Chronique

Martin Wind, Philip Catherine, Ack Van Rooyen

White Noise

Martin Wind (b), Philip Catherine (g), Ack Van Rooyen (bugle).

Label / Distribution : Laika Records

Installé depuis 25 ans à New York, Martin Wind publie avec White Noise son onzième album. Après Light Blue en 2018, on retrouve le contrebassiste allemand aux côtés de deux musiciens amis avec lesquels il collabore de longue date : le guitariste belge Philip Catherine et le trompettiste bugliste hollandais Ack Van Rooyen.

Voilà un trio de haute tenue aux couleurs européennes, armé d’une sensibilité mélodique éclatant aux premières notes d’un album dont le caractère intime et la tonalité confidente pourraient laisser imaginer que les musiciens pressentaient le chamboulement du monde à venir, quelques mois seulement après son enregistrement en novembre 2019.

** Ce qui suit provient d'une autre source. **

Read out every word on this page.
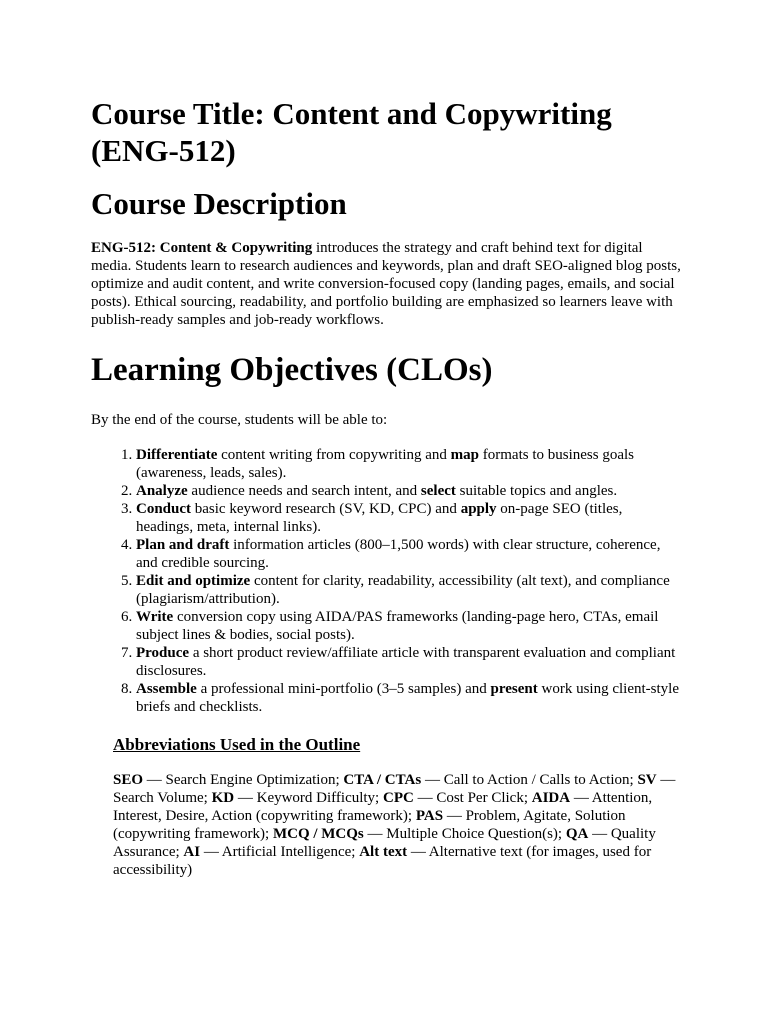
Course Title: Content and Copywriting (ENG-512)
Course Description

ENG-512: Content & Copywriting introduces the strategy and craft behind text for digital media. Students learn to research audiences and keywords, plan and draft SEO-aligned blog posts, optimize and audit content, and write conversion-focused copy (landing pages, emails, and social posts). Ethical sourcing, readability, and portfolio building are emphasized so learners leave with publish-ready samples and job-ready workflows.

Learning Objectives (CLOs)

By the end of the course, students will be able to:

1. Differentiate content writing from copywriting and map formats to business goals (awareness, leads, sales).
2. Analyze audience needs and search intent, and select suitable topics and angles.
3. Conduct basic keyword research (SV, KD, CPC) and apply on-page SEO (titles, headings, meta, internal links).
4. Plan and draft information articles (800–1,500 words) with clear structure, coherence, and credible sourcing.
5. Edit and optimize content for clarity, readability, accessibility (alt text), and compliance (plagiarism/attribution).
6. Write conversion copy using AIDA/PAS frameworks (landing-page hero, CTAs, email subject lines & bodies, social posts).
7. Produce a short product review/affiliate article with transparent evaluation and compliant disclosures.
8. Assemble a professional mini-portfolio (3–5 samples) and present work using client-style briefs and checklists.
Abbreviations Used in the Outline

SEO — Search Engine Optimization; CTA / CTAs — Call to Action / Calls to Action; SV — Search Volume; KD — Keyword Difficulty; CPC — Cost Per Click; AIDA — Attention, Interest, Desire, Action (copywriting framework); PAS — Problem, Agitate, Solution (copywriting framework); MCQ / MCQs — Multiple Choice Question(s); QA — Quality Assurance; AI — Artificial Intelligence; Alt text — Alternative text (for images, used for accessibility)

Martin Wind a voulu, avec de tels partenaires auxquels il voue une grande admiration depuis ses années d’adolescence, « faire chanter les instruments » tout en privilégiant une esthétique minimaliste, ce qu’il définit par la notion de « Less is More ». Un défi parfaitement relevé. Entre compositions originales (trois sont signées par le contrebassiste) et reprises de standards (dont un lumineux « Everything I Love » de Cole Porter), toutes les conditions sont ici réunies pour délivrer une musique pacifiée, d’une grande douceur, fortement dosée en lyrisme. Elle met ainsi en lumière, sans qu’ils ne cèdent jamais à la tentation d’une démonstration qui n’est plus de leur âge, la fluidité et l’expressivité du jeu de chacun des musiciens. La composition titre est à cet égard exemplaire : délicatement flottante, d’une évidence trompeuse, toute en sensibilité et écoute de l’autre – n’oublions jamais que l’interaction est l’oxygène du jazz – elle est à elle seule un moment d’apesanteur caractérisant le disque dans son ensemble. Tout cela chante, et si par prudence on évitera d’évoquer l’idée de bonheur, il est certain que la joie habite les huit compositions au programme. La texture sonore du trio, toute en élégance feutrée, est de plus parfaitement restituée par une prise de son sans faute.

Dans les notes de pochette, Martin Wind évoque un échange avec Ack Van Rooyen à qui il disait qu’il avait joué « comme un ange » : outre que cette phrase résume parfaitement l’état d’esprit qui régnait à Malines (Belgique), la réponse du Hollandais – dont le bugle est un enchantement constant – ne manque pas d’humour : « Peut-être, mais comme un ange à la retraite ». Charme et élégance en action, on l’aura compris. Laissez-vous donc séduire.